I personally love spinning these yarns. They provide nearly instant gratification. You can fill a bobbin in no time, and with no plying to do, you’ve got a usable yarn right away! (Well, I do wash them first.)

I’ve had the chance to teach this “variations” workshop at several venues this year: Midwest Masters 2010
in Wisconsin (see my blog entry on Emily’s Rolags ), the NYS Sheep & Wool Festival at Rhinebeck, The Gathering 2010 in Vermont, and last weekend at the Fall Fiber Retreat.

It’s always nice to hear from students who come away with a new appreciation for spinning thick yarns. I recently got an email from one such student, Marjorie Marker, who took the workshop at Rhinebeck. Here’s her email:

“Hi Amy, I just wanted to thank you for the great long draw class. It really helped me to make stable singles. I was sitting right across from you next to the lady with the lendrum with the duct-tape. Here’s some pictures of my first attempt using some coopworth from Maple Ridge Stock Farm. Hope to see you next year.”

Here’s a picture that Marjorie sent me of her spinning success:

By the way, she got the coopworth wool from Maple Row Stock Farm, a wonderful Michigan business run by Deb and Bob Cline (517-741-7434). They do have delightful rovings. I have 2 balls of romney roving sitting on my desk right now.

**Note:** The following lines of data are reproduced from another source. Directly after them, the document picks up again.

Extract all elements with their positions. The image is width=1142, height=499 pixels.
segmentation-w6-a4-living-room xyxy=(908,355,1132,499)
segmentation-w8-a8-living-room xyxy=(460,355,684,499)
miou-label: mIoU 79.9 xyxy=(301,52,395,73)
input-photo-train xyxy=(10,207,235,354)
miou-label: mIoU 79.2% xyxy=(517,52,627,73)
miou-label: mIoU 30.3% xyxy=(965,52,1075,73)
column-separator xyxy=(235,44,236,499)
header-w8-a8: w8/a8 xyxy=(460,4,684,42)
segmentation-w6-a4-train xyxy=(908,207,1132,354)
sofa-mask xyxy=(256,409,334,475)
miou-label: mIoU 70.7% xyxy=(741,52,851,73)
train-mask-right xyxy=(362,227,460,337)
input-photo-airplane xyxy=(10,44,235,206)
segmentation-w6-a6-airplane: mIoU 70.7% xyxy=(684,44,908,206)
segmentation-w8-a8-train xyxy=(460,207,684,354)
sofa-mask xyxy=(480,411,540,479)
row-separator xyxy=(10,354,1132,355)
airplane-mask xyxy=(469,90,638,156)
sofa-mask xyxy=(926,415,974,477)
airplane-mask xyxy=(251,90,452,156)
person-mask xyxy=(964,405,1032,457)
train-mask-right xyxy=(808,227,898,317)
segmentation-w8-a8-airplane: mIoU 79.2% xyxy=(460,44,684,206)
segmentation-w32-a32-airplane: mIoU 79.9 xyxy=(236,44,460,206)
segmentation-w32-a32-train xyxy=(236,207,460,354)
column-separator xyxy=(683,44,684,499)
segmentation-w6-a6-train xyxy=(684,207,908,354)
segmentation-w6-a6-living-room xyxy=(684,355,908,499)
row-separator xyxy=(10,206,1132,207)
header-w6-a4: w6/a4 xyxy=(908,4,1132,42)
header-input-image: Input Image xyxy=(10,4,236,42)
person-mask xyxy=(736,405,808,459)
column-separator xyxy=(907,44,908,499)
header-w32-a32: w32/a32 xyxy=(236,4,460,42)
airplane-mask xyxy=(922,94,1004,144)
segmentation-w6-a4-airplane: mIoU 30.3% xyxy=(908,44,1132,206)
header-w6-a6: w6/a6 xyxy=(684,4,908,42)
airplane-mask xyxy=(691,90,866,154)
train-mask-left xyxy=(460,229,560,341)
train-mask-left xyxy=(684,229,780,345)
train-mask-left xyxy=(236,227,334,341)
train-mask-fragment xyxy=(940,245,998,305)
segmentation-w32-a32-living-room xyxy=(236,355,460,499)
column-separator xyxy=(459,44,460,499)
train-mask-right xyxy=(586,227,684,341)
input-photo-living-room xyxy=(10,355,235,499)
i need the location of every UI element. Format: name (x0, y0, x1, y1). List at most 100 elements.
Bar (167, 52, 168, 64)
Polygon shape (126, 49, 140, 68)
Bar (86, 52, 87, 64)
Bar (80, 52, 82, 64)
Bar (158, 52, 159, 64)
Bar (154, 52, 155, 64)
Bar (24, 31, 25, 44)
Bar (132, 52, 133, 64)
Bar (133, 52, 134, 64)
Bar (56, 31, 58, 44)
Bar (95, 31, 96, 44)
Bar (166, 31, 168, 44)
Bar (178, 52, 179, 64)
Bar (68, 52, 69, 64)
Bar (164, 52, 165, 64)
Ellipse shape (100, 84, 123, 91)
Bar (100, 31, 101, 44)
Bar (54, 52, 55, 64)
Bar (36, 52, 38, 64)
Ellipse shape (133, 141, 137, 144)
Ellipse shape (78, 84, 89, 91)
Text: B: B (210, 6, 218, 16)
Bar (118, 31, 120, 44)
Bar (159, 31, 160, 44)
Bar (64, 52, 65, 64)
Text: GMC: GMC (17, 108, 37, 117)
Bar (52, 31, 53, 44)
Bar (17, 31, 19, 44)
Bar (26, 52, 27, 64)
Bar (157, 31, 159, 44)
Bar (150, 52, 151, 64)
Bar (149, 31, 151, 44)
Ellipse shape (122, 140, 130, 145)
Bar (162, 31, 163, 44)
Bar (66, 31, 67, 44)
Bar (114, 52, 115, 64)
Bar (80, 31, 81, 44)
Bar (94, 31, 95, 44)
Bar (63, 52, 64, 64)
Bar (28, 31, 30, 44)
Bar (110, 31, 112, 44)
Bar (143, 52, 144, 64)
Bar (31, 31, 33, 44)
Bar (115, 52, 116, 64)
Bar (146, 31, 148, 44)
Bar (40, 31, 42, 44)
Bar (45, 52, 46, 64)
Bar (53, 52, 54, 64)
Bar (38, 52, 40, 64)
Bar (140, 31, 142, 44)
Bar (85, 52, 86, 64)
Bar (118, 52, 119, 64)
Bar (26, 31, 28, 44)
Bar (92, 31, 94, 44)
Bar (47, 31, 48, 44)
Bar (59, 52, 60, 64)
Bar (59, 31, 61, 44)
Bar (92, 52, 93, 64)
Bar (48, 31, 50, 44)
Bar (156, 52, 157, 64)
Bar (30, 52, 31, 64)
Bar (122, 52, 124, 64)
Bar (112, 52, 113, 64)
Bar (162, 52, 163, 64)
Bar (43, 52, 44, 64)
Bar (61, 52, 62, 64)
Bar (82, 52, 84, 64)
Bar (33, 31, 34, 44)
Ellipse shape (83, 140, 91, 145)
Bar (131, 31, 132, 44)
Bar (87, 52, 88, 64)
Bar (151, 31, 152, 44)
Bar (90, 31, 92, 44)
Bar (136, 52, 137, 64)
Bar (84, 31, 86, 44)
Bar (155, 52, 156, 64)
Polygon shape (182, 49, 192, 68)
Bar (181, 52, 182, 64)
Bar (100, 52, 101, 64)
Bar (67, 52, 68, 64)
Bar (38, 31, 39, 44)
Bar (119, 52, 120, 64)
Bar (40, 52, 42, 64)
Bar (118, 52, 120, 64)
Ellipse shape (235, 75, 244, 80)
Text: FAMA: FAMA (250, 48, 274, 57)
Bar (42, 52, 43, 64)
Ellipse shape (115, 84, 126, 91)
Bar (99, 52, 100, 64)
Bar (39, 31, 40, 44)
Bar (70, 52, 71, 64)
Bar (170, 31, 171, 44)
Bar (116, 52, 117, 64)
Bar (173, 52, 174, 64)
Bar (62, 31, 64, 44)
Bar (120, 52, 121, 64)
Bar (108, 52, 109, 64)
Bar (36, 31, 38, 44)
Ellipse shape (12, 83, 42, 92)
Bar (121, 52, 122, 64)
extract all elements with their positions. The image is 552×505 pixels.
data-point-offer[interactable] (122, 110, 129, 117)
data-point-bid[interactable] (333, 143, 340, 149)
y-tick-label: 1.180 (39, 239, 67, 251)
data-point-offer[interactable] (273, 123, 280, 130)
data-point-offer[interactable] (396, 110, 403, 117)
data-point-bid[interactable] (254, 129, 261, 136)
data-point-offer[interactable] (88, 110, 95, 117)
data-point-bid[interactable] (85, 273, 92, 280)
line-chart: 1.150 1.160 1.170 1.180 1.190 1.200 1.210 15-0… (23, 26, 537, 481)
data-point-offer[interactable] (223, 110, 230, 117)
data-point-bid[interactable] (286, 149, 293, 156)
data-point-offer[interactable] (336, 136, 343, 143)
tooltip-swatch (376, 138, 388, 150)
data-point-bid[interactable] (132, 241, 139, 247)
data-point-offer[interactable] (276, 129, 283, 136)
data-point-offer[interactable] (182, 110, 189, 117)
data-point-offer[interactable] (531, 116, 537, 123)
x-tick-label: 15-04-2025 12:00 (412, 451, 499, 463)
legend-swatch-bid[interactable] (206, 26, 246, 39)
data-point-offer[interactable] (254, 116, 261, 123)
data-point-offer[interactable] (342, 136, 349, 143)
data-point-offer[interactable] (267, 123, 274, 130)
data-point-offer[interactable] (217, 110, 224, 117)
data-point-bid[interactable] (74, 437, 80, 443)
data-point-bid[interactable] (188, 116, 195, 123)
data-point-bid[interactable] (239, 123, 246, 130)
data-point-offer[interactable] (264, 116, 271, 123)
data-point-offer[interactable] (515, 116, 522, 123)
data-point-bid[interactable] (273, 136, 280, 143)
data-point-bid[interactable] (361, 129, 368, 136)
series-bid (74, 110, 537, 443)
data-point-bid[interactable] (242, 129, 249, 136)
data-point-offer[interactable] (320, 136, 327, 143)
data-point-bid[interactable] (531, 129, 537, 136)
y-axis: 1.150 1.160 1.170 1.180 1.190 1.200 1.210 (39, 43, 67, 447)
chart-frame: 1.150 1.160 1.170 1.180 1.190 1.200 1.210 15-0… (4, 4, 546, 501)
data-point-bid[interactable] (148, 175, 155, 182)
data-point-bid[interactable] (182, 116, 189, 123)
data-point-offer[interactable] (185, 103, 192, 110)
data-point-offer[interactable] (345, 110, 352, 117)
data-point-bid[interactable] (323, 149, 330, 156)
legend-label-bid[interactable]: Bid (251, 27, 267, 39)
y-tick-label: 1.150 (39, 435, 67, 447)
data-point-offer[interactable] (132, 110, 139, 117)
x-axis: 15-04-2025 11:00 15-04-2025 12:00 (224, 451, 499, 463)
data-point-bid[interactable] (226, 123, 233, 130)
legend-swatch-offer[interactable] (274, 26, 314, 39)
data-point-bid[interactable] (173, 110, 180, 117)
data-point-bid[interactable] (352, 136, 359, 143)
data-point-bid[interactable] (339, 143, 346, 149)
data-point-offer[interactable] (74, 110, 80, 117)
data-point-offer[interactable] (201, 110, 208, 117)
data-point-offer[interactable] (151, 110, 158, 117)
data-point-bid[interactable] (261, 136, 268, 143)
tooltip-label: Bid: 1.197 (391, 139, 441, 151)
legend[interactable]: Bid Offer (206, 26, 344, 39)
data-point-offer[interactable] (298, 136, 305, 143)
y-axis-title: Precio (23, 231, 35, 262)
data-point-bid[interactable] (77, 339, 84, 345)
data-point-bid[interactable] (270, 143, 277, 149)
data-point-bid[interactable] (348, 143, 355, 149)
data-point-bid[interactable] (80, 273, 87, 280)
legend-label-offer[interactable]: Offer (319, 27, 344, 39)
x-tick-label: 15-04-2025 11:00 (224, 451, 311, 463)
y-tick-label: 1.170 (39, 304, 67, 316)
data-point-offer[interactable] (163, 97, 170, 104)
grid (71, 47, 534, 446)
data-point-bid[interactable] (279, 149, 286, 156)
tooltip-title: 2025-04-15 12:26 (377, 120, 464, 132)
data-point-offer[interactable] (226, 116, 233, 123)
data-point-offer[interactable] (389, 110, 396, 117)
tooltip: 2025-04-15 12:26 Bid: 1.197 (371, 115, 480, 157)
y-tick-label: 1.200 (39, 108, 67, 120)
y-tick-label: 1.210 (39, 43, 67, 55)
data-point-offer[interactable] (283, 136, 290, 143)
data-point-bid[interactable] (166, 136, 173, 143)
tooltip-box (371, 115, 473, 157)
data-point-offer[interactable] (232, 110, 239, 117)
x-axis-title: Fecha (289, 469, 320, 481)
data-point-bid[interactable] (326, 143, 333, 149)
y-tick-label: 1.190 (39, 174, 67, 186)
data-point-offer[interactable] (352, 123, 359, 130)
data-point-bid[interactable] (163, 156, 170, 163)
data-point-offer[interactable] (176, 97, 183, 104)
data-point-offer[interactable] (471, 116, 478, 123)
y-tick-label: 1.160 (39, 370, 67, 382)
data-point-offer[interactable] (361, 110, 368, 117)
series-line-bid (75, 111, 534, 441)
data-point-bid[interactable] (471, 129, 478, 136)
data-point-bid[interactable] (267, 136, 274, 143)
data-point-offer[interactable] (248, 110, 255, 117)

And here’s a picture of the Lendrum spinning wheel that Marjorie mentioned. Would you believe that both rubber links between treadles and footmen broke during the workshop?! Duct tape to the rescue!

1 comment:

  1. What great yarn! I hope to someday be able to make some so beautiful!
    I love the duck tape. It is amazing the things that can be 'fixed' with it.